Still, it is noteworthy that no state appellate decision has found criminal adultery statutes remain constitutional since Lawrence. Further, in 1992, South Carolina’s Supreme Court abolished “the ‘heart balm’ tort of alienation of affections,” finding “that the torts of criminal conversation and alienation of affections have outlived any usefulness they may have possessed in regard to preventing the dissolution of marriages.” Russo v. Sutton, 310 S.C. 200,422 S.E.2d 750, 753 (1992). Since the South Carolina Supreme Court abolished civil liability to an innocent spouse for adulterous conduct, it is unlikely that it would find the harm from adultery against an innocent spouse should lead to criminal liability.
There is also a reasonable argument that the fornication and adultery statutes violate equal protection in that they criminalize behavior for opposite sex couples that is not criminal for same sex couples.
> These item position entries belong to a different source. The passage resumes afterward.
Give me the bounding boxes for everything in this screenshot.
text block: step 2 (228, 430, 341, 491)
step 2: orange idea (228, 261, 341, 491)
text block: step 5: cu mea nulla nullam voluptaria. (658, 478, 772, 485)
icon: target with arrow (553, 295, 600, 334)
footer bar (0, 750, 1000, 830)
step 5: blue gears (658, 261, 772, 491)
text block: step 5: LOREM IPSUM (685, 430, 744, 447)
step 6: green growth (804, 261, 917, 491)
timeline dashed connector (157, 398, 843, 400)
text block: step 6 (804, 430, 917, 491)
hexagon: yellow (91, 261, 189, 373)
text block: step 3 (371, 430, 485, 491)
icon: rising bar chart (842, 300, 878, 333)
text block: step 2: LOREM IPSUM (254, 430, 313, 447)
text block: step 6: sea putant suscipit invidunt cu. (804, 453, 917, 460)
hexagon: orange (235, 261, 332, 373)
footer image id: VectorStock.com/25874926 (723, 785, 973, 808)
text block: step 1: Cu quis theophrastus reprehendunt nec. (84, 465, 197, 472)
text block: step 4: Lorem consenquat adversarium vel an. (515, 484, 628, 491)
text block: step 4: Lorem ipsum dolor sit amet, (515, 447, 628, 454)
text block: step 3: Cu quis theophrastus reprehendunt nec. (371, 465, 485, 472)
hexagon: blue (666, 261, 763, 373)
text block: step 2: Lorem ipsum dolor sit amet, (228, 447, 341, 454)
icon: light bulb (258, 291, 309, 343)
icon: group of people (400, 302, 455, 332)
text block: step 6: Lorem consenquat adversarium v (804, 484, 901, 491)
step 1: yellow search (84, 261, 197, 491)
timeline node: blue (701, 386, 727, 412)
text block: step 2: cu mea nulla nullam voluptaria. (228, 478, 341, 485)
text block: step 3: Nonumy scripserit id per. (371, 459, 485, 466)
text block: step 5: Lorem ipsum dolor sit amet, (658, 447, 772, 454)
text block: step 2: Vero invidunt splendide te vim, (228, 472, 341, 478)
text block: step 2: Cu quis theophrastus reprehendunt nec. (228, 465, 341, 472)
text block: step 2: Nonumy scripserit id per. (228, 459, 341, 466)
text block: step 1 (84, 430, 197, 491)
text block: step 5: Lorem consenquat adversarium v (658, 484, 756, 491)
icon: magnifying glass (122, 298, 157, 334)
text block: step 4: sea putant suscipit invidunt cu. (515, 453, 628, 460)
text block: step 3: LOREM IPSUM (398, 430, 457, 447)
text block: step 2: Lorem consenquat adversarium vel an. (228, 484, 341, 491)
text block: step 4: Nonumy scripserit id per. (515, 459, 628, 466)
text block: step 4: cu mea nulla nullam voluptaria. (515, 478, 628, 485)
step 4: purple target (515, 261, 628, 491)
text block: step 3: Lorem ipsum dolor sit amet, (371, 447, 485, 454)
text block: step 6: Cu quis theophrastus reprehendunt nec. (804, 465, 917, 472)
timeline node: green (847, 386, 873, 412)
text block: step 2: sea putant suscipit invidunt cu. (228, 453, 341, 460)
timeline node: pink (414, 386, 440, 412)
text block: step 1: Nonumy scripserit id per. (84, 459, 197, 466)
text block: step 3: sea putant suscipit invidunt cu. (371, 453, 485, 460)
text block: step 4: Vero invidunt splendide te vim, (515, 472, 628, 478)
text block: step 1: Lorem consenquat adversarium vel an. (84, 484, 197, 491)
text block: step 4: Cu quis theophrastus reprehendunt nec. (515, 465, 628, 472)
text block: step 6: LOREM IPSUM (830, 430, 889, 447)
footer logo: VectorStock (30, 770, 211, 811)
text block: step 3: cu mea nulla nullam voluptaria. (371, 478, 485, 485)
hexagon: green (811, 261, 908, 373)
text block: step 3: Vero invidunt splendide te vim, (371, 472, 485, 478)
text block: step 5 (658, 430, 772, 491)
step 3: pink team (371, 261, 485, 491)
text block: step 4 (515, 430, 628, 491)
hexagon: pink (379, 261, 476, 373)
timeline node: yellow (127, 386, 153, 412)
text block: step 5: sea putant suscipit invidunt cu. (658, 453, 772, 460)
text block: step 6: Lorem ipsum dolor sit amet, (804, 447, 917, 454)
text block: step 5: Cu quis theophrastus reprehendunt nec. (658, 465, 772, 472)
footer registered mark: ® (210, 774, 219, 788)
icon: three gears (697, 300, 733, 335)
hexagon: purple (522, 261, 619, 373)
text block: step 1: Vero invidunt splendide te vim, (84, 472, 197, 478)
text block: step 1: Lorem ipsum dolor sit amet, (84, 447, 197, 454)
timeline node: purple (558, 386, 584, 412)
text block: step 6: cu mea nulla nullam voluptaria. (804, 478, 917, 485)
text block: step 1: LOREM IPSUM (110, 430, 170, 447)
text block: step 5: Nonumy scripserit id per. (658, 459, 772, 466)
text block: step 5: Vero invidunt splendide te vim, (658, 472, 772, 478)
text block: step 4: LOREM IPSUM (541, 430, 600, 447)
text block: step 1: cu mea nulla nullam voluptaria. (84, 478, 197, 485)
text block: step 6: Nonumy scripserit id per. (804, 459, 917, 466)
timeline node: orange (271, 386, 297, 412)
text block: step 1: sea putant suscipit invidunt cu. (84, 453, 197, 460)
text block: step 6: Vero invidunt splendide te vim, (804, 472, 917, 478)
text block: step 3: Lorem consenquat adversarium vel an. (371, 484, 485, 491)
Ironically, Justice O’Connor’s concurring opinion, designed to protect the rights of homosexual couples, could be utilized to protect the rights of opposite sex couples.
My own belief is that the family court’s imposition of restraints against exposing children to a parent’s non-marital sexual relationships has little or nothing to do with a general desire to not expose children to a parent’s illegal conduct (other than sex and drug use is there any criminal conduct the family court routinely worries about children being exposed to?). Rather, I believe, the courts issues these restraints to impose their own vision of morality, in which any non-marital sexual conduct is immoral, upon all citizens of South Carolina. However until some intrepid attorney litigates the continued viability of South Carolina’s criminal prohibitions on adultery and fornication we cannot really be certain.